MOTIVI DELLA DECISIONE

1. A seguito della discussione sul ricorso, tenuta nella Camera di consiglio, il Collegio, preso atto che non sono state depositate memorie, ritiene di condividere i motivi in fatto e in diritto esposti nella sopra riportata relazione.

2. Il ricorso va, pertanto, rigettato.

3. Le spese seguono la soccombenza e si liquidano come in dispositivo.
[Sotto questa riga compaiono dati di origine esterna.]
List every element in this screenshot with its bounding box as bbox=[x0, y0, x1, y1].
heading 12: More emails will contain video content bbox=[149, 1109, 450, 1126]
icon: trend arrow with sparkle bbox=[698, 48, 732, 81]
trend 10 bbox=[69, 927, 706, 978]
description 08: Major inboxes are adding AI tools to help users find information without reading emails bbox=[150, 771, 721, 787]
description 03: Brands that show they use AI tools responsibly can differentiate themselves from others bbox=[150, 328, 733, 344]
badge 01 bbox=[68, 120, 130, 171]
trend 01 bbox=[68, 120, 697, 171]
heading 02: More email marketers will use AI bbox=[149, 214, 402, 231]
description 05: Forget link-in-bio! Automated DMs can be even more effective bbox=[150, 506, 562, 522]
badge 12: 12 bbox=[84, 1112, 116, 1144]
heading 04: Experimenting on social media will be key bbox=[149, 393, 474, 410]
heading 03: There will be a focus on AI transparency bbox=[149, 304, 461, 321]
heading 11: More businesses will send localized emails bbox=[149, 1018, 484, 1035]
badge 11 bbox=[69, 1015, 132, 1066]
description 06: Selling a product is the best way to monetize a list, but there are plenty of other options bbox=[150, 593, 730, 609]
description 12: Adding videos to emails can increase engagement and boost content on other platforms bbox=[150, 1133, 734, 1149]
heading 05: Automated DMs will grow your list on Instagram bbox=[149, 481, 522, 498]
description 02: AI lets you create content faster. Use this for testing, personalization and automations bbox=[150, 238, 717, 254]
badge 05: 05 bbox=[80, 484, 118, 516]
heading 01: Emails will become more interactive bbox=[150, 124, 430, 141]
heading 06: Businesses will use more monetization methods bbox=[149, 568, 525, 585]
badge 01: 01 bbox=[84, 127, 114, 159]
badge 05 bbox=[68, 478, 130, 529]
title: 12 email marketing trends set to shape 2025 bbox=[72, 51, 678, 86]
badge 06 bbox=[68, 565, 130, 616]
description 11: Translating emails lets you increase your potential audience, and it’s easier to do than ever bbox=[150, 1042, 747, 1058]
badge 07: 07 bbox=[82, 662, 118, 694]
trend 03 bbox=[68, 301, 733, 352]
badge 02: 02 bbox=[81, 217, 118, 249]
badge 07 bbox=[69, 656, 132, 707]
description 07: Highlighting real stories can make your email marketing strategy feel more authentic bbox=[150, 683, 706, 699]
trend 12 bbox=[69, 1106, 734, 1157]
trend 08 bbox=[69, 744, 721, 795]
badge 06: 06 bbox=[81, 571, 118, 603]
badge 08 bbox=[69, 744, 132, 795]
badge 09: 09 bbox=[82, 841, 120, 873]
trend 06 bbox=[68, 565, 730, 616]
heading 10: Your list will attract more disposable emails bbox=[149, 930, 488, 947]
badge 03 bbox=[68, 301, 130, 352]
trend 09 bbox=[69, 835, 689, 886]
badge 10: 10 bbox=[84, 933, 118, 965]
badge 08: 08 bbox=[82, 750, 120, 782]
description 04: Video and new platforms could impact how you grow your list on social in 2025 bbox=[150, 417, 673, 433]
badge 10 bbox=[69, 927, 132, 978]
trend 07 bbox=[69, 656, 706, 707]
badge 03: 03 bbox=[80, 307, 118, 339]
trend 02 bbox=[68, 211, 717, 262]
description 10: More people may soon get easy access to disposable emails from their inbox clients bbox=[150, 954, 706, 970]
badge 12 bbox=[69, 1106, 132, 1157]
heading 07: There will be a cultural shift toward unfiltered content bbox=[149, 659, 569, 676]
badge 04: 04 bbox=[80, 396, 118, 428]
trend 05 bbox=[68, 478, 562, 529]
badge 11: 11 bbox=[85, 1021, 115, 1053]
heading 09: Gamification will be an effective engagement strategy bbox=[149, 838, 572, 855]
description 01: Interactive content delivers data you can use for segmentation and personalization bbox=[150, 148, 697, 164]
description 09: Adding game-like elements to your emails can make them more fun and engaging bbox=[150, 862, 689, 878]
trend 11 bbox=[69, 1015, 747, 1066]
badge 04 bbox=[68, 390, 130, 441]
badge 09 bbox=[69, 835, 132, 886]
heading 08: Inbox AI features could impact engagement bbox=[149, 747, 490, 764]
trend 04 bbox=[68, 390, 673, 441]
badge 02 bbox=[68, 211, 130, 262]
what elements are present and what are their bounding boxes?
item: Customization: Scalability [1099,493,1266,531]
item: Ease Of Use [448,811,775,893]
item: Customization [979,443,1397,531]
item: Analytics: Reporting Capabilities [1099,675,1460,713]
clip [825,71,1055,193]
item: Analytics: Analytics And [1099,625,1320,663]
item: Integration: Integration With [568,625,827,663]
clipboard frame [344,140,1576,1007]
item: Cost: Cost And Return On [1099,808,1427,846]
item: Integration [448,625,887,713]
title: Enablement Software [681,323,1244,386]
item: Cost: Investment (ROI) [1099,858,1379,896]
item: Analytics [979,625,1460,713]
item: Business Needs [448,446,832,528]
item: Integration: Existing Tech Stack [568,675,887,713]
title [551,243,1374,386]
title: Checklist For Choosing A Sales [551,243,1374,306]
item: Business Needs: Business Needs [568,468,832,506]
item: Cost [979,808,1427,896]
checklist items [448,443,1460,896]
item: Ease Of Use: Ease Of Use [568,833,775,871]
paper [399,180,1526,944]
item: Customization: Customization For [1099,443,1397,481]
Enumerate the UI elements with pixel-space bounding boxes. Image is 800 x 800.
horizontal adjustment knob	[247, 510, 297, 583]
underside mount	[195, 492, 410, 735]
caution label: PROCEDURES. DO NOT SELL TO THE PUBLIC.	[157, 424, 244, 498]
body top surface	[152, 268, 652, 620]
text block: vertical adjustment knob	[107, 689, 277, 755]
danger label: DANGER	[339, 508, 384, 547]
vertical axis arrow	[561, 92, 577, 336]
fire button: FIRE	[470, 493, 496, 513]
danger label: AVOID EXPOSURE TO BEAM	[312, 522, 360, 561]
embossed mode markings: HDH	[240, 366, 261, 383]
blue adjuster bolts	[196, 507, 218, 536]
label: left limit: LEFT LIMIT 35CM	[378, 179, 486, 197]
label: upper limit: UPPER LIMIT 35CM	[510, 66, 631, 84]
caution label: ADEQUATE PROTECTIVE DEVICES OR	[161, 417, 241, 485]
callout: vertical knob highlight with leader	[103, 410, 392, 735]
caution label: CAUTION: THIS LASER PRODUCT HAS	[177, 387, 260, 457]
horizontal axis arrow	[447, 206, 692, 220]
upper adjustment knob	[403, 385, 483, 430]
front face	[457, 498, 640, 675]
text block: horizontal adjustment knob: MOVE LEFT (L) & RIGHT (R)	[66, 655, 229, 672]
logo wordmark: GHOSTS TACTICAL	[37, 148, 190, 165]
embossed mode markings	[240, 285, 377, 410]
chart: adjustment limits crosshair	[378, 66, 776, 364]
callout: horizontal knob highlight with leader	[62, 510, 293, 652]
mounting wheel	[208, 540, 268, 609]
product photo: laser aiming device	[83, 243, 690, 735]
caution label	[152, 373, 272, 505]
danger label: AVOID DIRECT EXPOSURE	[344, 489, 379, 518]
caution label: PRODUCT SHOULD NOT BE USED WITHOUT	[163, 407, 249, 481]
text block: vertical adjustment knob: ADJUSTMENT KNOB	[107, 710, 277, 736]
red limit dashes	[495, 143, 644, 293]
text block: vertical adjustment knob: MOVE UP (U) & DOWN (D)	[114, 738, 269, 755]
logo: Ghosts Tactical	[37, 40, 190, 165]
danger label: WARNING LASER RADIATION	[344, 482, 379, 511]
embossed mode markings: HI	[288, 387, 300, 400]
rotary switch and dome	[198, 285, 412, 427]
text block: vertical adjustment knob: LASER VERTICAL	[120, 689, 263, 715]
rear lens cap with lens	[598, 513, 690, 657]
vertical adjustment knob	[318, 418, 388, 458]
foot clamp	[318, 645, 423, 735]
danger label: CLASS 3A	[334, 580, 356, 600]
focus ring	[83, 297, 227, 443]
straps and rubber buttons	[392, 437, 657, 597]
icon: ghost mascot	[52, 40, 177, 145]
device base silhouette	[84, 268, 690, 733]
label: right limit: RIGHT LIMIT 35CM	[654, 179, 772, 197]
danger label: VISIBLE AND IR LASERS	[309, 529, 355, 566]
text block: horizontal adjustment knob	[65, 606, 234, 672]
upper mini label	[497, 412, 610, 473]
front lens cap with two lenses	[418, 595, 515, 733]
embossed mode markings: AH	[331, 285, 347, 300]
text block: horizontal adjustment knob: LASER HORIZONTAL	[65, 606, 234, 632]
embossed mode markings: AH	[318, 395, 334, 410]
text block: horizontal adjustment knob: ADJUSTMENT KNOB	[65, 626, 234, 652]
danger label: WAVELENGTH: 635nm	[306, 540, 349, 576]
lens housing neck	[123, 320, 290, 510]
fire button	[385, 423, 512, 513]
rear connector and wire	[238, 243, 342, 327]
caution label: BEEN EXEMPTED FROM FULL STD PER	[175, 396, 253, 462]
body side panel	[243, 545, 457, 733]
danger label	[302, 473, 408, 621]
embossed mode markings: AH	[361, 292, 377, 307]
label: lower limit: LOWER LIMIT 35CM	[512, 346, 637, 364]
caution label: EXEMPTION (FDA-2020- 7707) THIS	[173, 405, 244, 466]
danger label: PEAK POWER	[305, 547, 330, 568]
4. Va dato atto della sussistenza dei presupposti per il versamento, da parte della ricorrente, ai sensi del D.P.R. 30 maggio 2002, n. 115, art. 13, comma 1-quater, nel testo introdotto dalla L. 24 dicembre 2012, n. 228, art. 1, comma 17, di un ulteriore importo a titolo di contributo unificato, in misura pari a quello dovuto per il ricorso, a norma dello stesso art. 13, comma 1-bis.

PQM

La Corte rigetta il ricorso e condanna la ricorrente al pagamento, in favore della controricorrente, delle spese del presente giudizio di legittimità, che liquida in complessivi Euro 5.500,00, di cui Euro 200,00 per esborsi, oltre spese generali e accessori, come per legge; ai sensi del D.P.R. 30 maggio 2002, n. 115, art. 13, comma 1-quater, nel testo introdotto dalla L. 24 dicembre 2012, n. 228, art. 1, comma 17, dà atto della sussistenza dei presupposti per il versamento, da parte della ricorrente, dell’ulteriore importo a titolo di contributo unificato, pari a quello dovuto per il ricorso, a norma dello stesso art. 13, comma 1-bis.

Così deciso in Roma, nella Camera di consiglio della Sezione Sesta Civile – 3 della Corte Suprema di Cassazione, il 19 maggio 2016.